Charles Explorer logo
🇬🇧

Data Science in R for Students of Humanities

Class at Faculty of Mathematics and Physics |
NPFL112

Syllabus

1. Basic concepts of R, advantages of R in data analysis as a subdiscipline of programming

2. Tables, vectors, loading a table file, vector as a table column, variable types as vector classes, selection (subsetting) of elements, rows and columns in base R

3. ggplot2 graphics library, mapping variables to aesthetic scales, types of graphs and scales (geom_, scale_ functions)

4. Data wrangling - dplyr library: selection and manipulation of rows (filter, slice, arrange) and columns (select, rename, mutate, if_else, case_when)

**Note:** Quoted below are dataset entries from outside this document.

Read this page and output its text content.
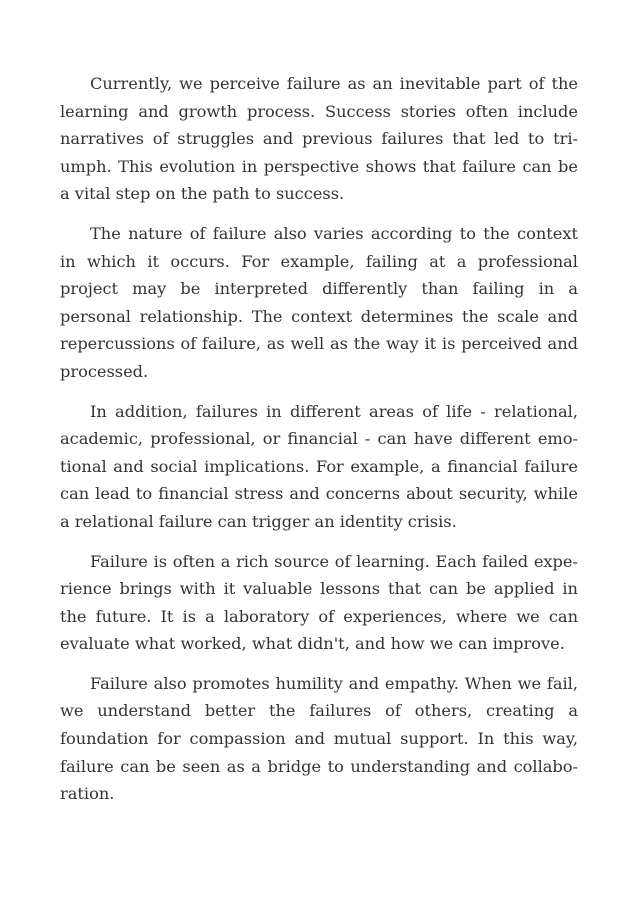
Currently, we perceive failure as an inevitable part of the learning and growth process. Success stories often include narratives of struggles and previous failures that led to triumph. This evolution in perspective shows that failure can be a vital step on the path to success.

The nature of failure also varies according to the context in which it occurs. For example, failing at a professional project may be interpreted differently than failing in a personal relationship. The context determines the scale and repercussions of failure, as well as the way it is perceived and processed.

In addition, failures in different areas of life - relational, academic, professional, or financial - can have different emotional and social implications. For example, a financial failure can lead to financial stress and concerns about security, while a relational failure can trigger an identity crisis.

Failure is often a rich source of learning. Each failed experience brings with it valuable lessons that can be applied in the future. It is a laboratory of experiences, where we can evaluate what worked, what didn't, and how we can improve.

Failure also promotes humility and empathy. When we fail, we understand better the failures of others, creating a foundation for compassion and mutual support. In this way, failure can be seen as a bridge to understanding and collaboration.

5. Data wrangling - groups (group_by, across, rowwise), aggregation (count, summarize)

6. Table joins (SQL-like)

7. "tidy data" concept, conversion between "wider" and "longer" table format for use with dplyr and ggplot2, tidyr (pivot_longer, pivot_wider, unite and separate)

8. Operations on strings, regular expressions incl. "look-around"

9. The concept of iteration in R: vectorization, loop, apply family functions and map family functions from the purrr library in common user situations

10. Text mining with the help of automatic syntactic annotation, interaction with the API of the UDPipe syntactic parser Favorite datasets: gapminder (https://www.gapminder.org/data/), built-in datasets iris, diamonds, corpora

Annotation

The humanities have seen an irreversible paradigm shift towards Digital Humanities, based on automatic quantitative analysis of (big) data.

We will teach you:

- to clean and structure data into neat tables;

- to discover trends, recurring patterns, and outliers

- basics of modern data visualization

We use the open-source programming language R along with its advanced RStudio IDE and tidyverse, the globally popular collection of professional data-scientific tools.